In collaboration with Wikimedia Portugal, the FCCN unit of the Foundation for Science and Technology (FCT) has launched a project to preserve online references contained in Portuguese Wikipedia articles. The goal is to change references to broken links in Wikipedia articles so that they permanently reference content preserved on Arquivo.pt, thus keeping the referenced information always accessible to Wikipedia users.
One of the most widely used online resources for educational purposes is Wikipedia articles. However, Wikipedia articles often reference external pages with important additional information that has since become unavailable on their original websites. This problem degrades Wikipedia's quality as a credible and verifiable source of information.
In August 2023, FCCN's Arquivo.pt team conducted an experiment to measure the percentage of external links (outside the wikipedia.org domain) that were broken, in articles on Portuguese Wikipedia. The results obtained showed that 25% of the external links referenced in the Portuguese Wikipedia were broken.

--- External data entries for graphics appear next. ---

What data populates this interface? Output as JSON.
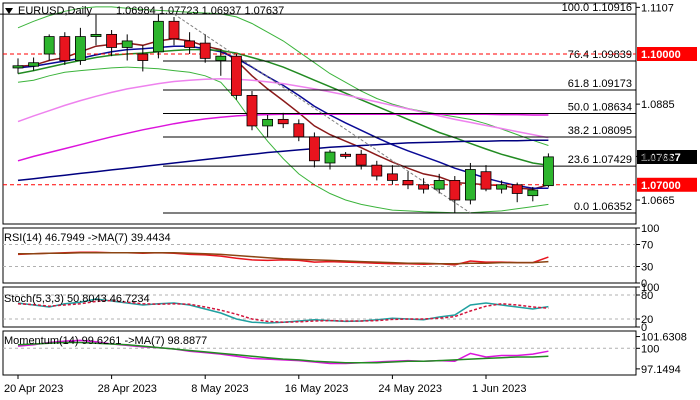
{
  "header": {
    "symbol": "EURUSD,Daily",
    "ohlc": "1.06984 1.07723 1.06937 1.07637"
  },
  "colors": {
    "bull": "#2db52d",
    "bear": "#e8141e",
    "bb": "#3cb43c",
    "ma_fast": "#8b1a1a",
    "ma_mid": "#0a0a96",
    "ma_slow": "#228b22",
    "ma_pink": "#ee82ee",
    "ma_magenta": "#dc14dc",
    "dark_blue": "#000080",
    "price_tag": "#ff0000",
    "current_tag": "#000000"
  },
  "chart_data": [
    {
      "type": "candlestick",
      "title": "EURUSD,Daily",
      "ylim": [
        1.061,
        1.1117
      ],
      "y_ticks": [
        1.1107,
        1.0885,
        1.0765,
        1.0665
      ],
      "x_tick_labels": [
        "20 Apr 2023",
        "28 Apr 2023",
        "8 May 2023",
        "16 May 2023",
        "24 May 2023",
        "1 Jun 2023"
      ],
      "x_tick_index": [
        0,
        6,
        12,
        18,
        24,
        30
      ],
      "candles": [
        {
          "o": 1.0968,
          "h": 1.099,
          "l": 1.0955,
          "c": 1.0973
        },
        {
          "o": 1.0972,
          "h": 1.0992,
          "l": 1.0962,
          "c": 1.098
        },
        {
          "o": 1.1,
          "h": 1.1045,
          "l": 1.0985,
          "c": 1.104
        },
        {
          "o": 1.104,
          "h": 1.105,
          "l": 1.0975,
          "c": 1.0985
        },
        {
          "o": 1.0985,
          "h": 1.106,
          "l": 1.0975,
          "c": 1.104
        },
        {
          "o": 1.104,
          "h": 1.109,
          "l": 1.102,
          "c": 1.1045
        },
        {
          "o": 1.1045,
          "h": 1.1055,
          "l": 1.0995,
          "c": 1.1015
        },
        {
          "o": 1.1015,
          "h": 1.1045,
          "l": 1.0985,
          "c": 1.103
        },
        {
          "o": 1.1,
          "h": 1.102,
          "l": 1.096,
          "c": 1.0985
        },
        {
          "o": 1.1005,
          "h": 1.1092,
          "l": 1.099,
          "c": 1.1075
        },
        {
          "o": 1.1075,
          "h": 1.1085,
          "l": 1.102,
          "c": 1.1035
        },
        {
          "o": 1.103,
          "h": 1.105,
          "l": 1.1,
          "c": 1.1015
        },
        {
          "o": 1.1025,
          "h": 1.1045,
          "l": 1.098,
          "c": 1.099
        },
        {
          "o": 1.0985,
          "h": 1.101,
          "l": 1.095,
          "c": 1.0995
        },
        {
          "o": 1.0995,
          "h": 1.1,
          "l": 1.0895,
          "c": 1.0905
        },
        {
          "o": 1.0905,
          "h": 1.0915,
          "l": 1.0825,
          "c": 1.0835
        },
        {
          "o": 1.0835,
          "h": 1.086,
          "l": 1.081,
          "c": 1.085
        },
        {
          "o": 1.085,
          "h": 1.0865,
          "l": 1.083,
          "c": 1.084
        },
        {
          "o": 1.084,
          "h": 1.085,
          "l": 1.08,
          "c": 1.081
        },
        {
          "o": 1.081,
          "h": 1.082,
          "l": 1.074,
          "c": 1.0755
        },
        {
          "o": 1.075,
          "h": 1.078,
          "l": 1.0735,
          "c": 1.0775
        },
        {
          "o": 1.077,
          "h": 1.0775,
          "l": 1.076,
          "c": 1.0765
        },
        {
          "o": 1.077,
          "h": 1.078,
          "l": 1.0735,
          "c": 1.0745
        },
        {
          "o": 1.0745,
          "h": 1.0755,
          "l": 1.071,
          "c": 1.072
        },
        {
          "o": 1.0725,
          "h": 1.0745,
          "l": 1.07,
          "c": 1.071
        },
        {
          "o": 1.071,
          "h": 1.073,
          "l": 1.069,
          "c": 1.07
        },
        {
          "o": 1.07,
          "h": 1.0715,
          "l": 1.068,
          "c": 1.069
        },
        {
          "o": 1.069,
          "h": 1.0725,
          "l": 1.068,
          "c": 1.071
        },
        {
          "o": 1.071,
          "h": 1.072,
          "l": 1.0635,
          "c": 1.0665
        },
        {
          "o": 1.0665,
          "h": 1.075,
          "l": 1.0655,
          "c": 1.0735
        },
        {
          "o": 1.073,
          "h": 1.0745,
          "l": 1.0685,
          "c": 1.069
        },
        {
          "o": 1.069,
          "h": 1.071,
          "l": 1.068,
          "c": 1.07
        },
        {
          "o": 1.07,
          "h": 1.0705,
          "l": 1.066,
          "c": 1.068
        },
        {
          "o": 1.0675,
          "h": 1.0695,
          "l": 1.0662,
          "c": 1.0688
        },
        {
          "o": 1.0698,
          "h": 1.0772,
          "l": 1.0694,
          "c": 1.0764
        }
      ],
      "fib_levels": [
        {
          "label": "100.0 1.10916",
          "value": 1.10916
        },
        {
          "label": "76.4 1.09839",
          "value": 1.09839
        },
        {
          "label": "61.8 1.09173",
          "value": 1.09173
        },
        {
          "label": "50.0 1.08634",
          "value": 1.08634
        },
        {
          "label": "38.2 1.08095",
          "value": 1.08095
        },
        {
          "label": "23.6 1.07429",
          "value": 1.07429
        },
        {
          "label": "0.0 1.06352",
          "value": 1.06352
        }
      ],
      "price_tags": [
        {
          "label": "1.10000",
          "value": 1.1,
          "kind": "level"
        },
        {
          "label": "1.07000",
          "value": 1.07,
          "kind": "level"
        },
        {
          "label": "1.07637",
          "value": 1.07637,
          "kind": "current"
        }
      ],
      "overlays": [
        {
          "key": "bb_upper",
          "color": "#3cb43c",
          "values": [
            1.106,
            1.1075,
            1.1088,
            1.1098,
            1.1105,
            1.1108,
            1.1108,
            1.1105,
            1.1102,
            1.11,
            1.1098,
            1.1096,
            1.1094,
            1.1092,
            1.1085,
            1.107,
            1.105,
            1.103,
            1.1005,
            1.098,
            1.0955,
            1.0935,
            1.0915,
            1.0898,
            1.0885,
            1.0875,
            1.0868,
            1.0862,
            1.0856,
            1.085,
            1.084,
            1.0828,
            1.0815,
            1.0802,
            1.079
          ]
        },
        {
          "key": "bb_lower",
          "color": "#3cb43c",
          "values": [
            1.0935,
            1.094,
            1.095,
            1.0958,
            1.0962,
            1.0965,
            1.0968,
            1.097,
            1.0968,
            1.0966,
            1.0962,
            1.0958,
            1.095,
            1.0935,
            1.0895,
            1.0845,
            1.08,
            1.076,
            1.0725,
            1.07,
            1.068,
            1.0665,
            1.0655,
            1.0648,
            1.0642,
            1.064,
            1.0638,
            1.0637,
            1.0636,
            1.0636,
            1.0638,
            1.064,
            1.0645,
            1.065,
            1.0655
          ]
        },
        {
          "key": "ma_fast",
          "color": "#8b1a1a",
          "values": [
            1.0972,
            1.0974,
            1.0985,
            1.0992,
            1.1005,
            1.1018,
            1.1022,
            1.1025,
            1.102,
            1.103,
            1.1035,
            1.103,
            1.1018,
            1.101,
            1.0985,
            1.095,
            1.092,
            1.0893,
            1.0865,
            1.0835,
            1.0815,
            1.08,
            1.0785,
            1.0768,
            1.0752,
            1.0738,
            1.0725,
            1.0718,
            1.0705,
            1.0703,
            1.07,
            1.0698,
            1.0692,
            1.069,
            1.07
          ]
        },
        {
          "key": "ma_mid",
          "color": "#0a0a96",
          "values": [
            1.0968,
            1.0972,
            1.0978,
            1.0984,
            1.099,
            1.0998,
            1.1005,
            1.101,
            1.1012,
            1.1015,
            1.1018,
            1.1018,
            1.1012,
            1.1005,
            1.099,
            1.097,
            1.0948,
            1.0928,
            1.0905,
            1.088,
            1.086,
            1.0842,
            1.0825,
            1.0808,
            1.0792,
            1.0778,
            1.0765,
            1.0752,
            1.0738,
            1.0727,
            1.0715,
            1.0706,
            1.0698,
            1.0692,
            1.0692
          ]
        },
        {
          "key": "ma_slow",
          "color": "#228b22",
          "values": [
            1.0955,
            1.0962,
            1.097,
            1.0978,
            1.0985,
            1.0992,
            1.0997,
            1.1,
            1.1002,
            1.1005,
            1.1008,
            1.101,
            1.101,
            1.1008,
            1.1002,
            1.0992,
            1.0982,
            1.097,
            1.0955,
            1.094,
            1.0925,
            1.091,
            1.0895,
            1.088,
            1.0865,
            1.085,
            1.0835,
            1.082,
            1.0808,
            1.0795,
            1.0782,
            1.077,
            1.076,
            1.075,
            1.0745
          ]
        },
        {
          "key": "ma_pink",
          "color": "#ee82ee",
          "values": [
            1.0845,
            1.0858,
            1.087,
            1.0882,
            1.0893,
            1.0903,
            1.0912,
            1.092,
            1.0926,
            1.0932,
            1.0937,
            1.094,
            1.0942,
            1.0943,
            1.0942,
            1.094,
            1.0936,
            1.0932,
            1.0926,
            1.092,
            1.0913,
            1.0906,
            1.0898,
            1.089,
            1.0882,
            1.0874,
            1.0866,
            1.0858,
            1.085,
            1.0843,
            1.0836,
            1.0829,
            1.0822,
            1.0815,
            1.0808
          ]
        },
        {
          "key": "ma_magenta",
          "color": "#dc14dc",
          "values": [
            1.0755,
            1.0765,
            1.0774,
            1.0783,
            1.0792,
            1.0801,
            1.081,
            1.0818,
            1.0826,
            1.0833,
            1.084,
            1.0846,
            1.0851,
            1.0855,
            1.0858,
            1.086,
            1.0861,
            1.0862,
            1.0862,
            1.0862,
            1.0862,
            1.0862,
            1.0862,
            1.0862,
            1.0862,
            1.0862,
            1.0862,
            1.0862,
            1.0862,
            1.0862,
            1.0862,
            1.0861,
            1.0861,
            1.086,
            1.086
          ]
        },
        {
          "key": "ma_dark",
          "color": "#000080",
          "values": [
            1.071,
            1.0714,
            1.0718,
            1.0722,
            1.0726,
            1.073,
            1.0734,
            1.0738,
            1.0742,
            1.0746,
            1.075,
            1.0754,
            1.0758,
            1.0762,
            1.0766,
            1.077,
            1.0774,
            1.0777,
            1.078,
            1.0783,
            1.0786,
            1.0788,
            1.079,
            1.0792,
            1.0794,
            1.0796,
            1.0797,
            1.0798,
            1.0799,
            1.08,
            1.08,
            1.0801,
            1.0801,
            1.0802,
            1.0802
          ]
        }
      ]
    },
    {
      "type": "line",
      "title": "RSI(14) 46.7949   ->MA(7) 39.4434",
      "ylim": [
        0,
        100
      ],
      "y_ticks": [
        100,
        70,
        30,
        0
      ],
      "dashed_levels": [
        70,
        30
      ],
      "series": [
        {
          "color": "#e8141e",
          "values": [
            52,
            53,
            54,
            55,
            56,
            56,
            55,
            55,
            54,
            55,
            54,
            52,
            51,
            49,
            45,
            42,
            41,
            42,
            41,
            38,
            39,
            38,
            37,
            36,
            35,
            35,
            34,
            35,
            33,
            40,
            38,
            38,
            37,
            37,
            47
          ]
        },
        {
          "color": "#8b4513",
          "values": [
            53,
            53,
            54,
            54,
            55,
            55,
            55,
            55,
            55,
            55,
            55,
            54,
            53,
            52,
            50,
            48,
            46,
            44,
            43,
            42,
            41,
            40,
            39,
            38,
            37,
            36,
            36,
            35,
            35,
            36,
            36,
            37,
            37,
            37,
            39
          ]
        }
      ]
    },
    {
      "type": "line",
      "title": "Stoch(5,3,3) 50.8043 46.7234",
      "ylim": [
        0,
        100
      ],
      "y_ticks": [
        100,
        80,
        20,
        0
      ],
      "dashed_levels": [
        80,
        20
      ],
      "series": [
        {
          "color": "#20a0a0",
          "values": [
            60,
            55,
            50,
            58,
            62,
            70,
            65,
            60,
            55,
            58,
            60,
            55,
            45,
            35,
            20,
            12,
            10,
            12,
            15,
            18,
            16,
            14,
            15,
            18,
            22,
            20,
            18,
            25,
            30,
            55,
            60,
            55,
            50,
            45,
            51
          ]
        },
        {
          "color": "#d2143c",
          "values": [
            58,
            56,
            52,
            55,
            58,
            64,
            66,
            62,
            58,
            57,
            58,
            57,
            50,
            42,
            32,
            20,
            14,
            12,
            13,
            15,
            16,
            15,
            15,
            16,
            19,
            20,
            20,
            22,
            26,
            40,
            52,
            58,
            55,
            50,
            47
          ]
        }
      ]
    },
    {
      "type": "line",
      "title": "Momentum(14) 99.6261   ->MA(7) 98.8877",
      "ylim": [
        96.3,
        102.4
      ],
      "y_ticks": [
        101.6308,
        100,
        97.1494
      ],
      "dashed_levels": [
        100
      ],
      "series": [
        {
          "color": "#dc14dc",
          "values": [
            100.3,
            100.5,
            100.8,
            101.0,
            101.1,
            100.9,
            100.6,
            100.4,
            100.2,
            100.1,
            99.9,
            99.6,
            99.4,
            99.2,
            98.9,
            98.6,
            98.5,
            98.4,
            98.3,
            98.1,
            97.9,
            97.9,
            98.0,
            98.1,
            98.2,
            98.3,
            98.2,
            98.3,
            98.2,
            99.3,
            98.8,
            99.0,
            99.0,
            99.2,
            99.6
          ]
        },
        {
          "color": "#228b22",
          "values": [
            100.5,
            100.6,
            100.7,
            100.8,
            100.8,
            100.7,
            100.6,
            100.5,
            100.3,
            100.1,
            99.9,
            99.7,
            99.5,
            99.3,
            99.1,
            98.9,
            98.7,
            98.5,
            98.4,
            98.2,
            98.1,
            98.0,
            98.0,
            98.0,
            98.1,
            98.2,
            98.2,
            98.3,
            98.4,
            98.5,
            98.6,
            98.7,
            98.8,
            98.8,
            98.9
          ]
        }
      ]
    }
  ]
}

Furthermore, there is the added problem that a link may even reference content that is still available, but this may no longer be what was originally intended in the Wikipedia article. This may be because the domain has since been purchased by a third party, or for other malicious purposes. This phenomenon is called Content Drift.
To address these issues, Arquivo.pt launched a project in partnership with Wikimedia Portugal to preserve online references present in Portuguese Wikipedia articles. The main goal is to replace broken links in Wikipedia articles with links that direct to content preserved on Arquivo.pt, thus ensuring that cited information remains accessible to Wikipedia readers and users.
Preservation of pages referenced in Wikipedia
The Portuguese Wikipedia contains about 1 million articles and on average they are 140 pages edited per day.
The Archive.pt automatically extracted 14 million links from references in all Portuguese Wikipedia articles. Of these links, it was observed that only 620 referenced Arquivo.pt and 744,553 Internet Archive (5.3%). Note that Wikipedia's guide to creating references recommends publishing citations for web archives (parameter archiveurl/archive-url).
On February 15, 2023, the Arquivo.pt collected all the pages referenced in articles on the Portuguese Wikipedia, which resulted in a new collection named EAWP42: Collection of external links from wikipedia using the wikimedia dumps which contains 12 million files (856 GB).
The main result of this project was the creation of a new automated process for extracting and collecting external links cited on Portuguese Wikipedia pages. This process became part of the FCCN unit's collection operation, with an annual compilation of Wikipedia citations being conducted.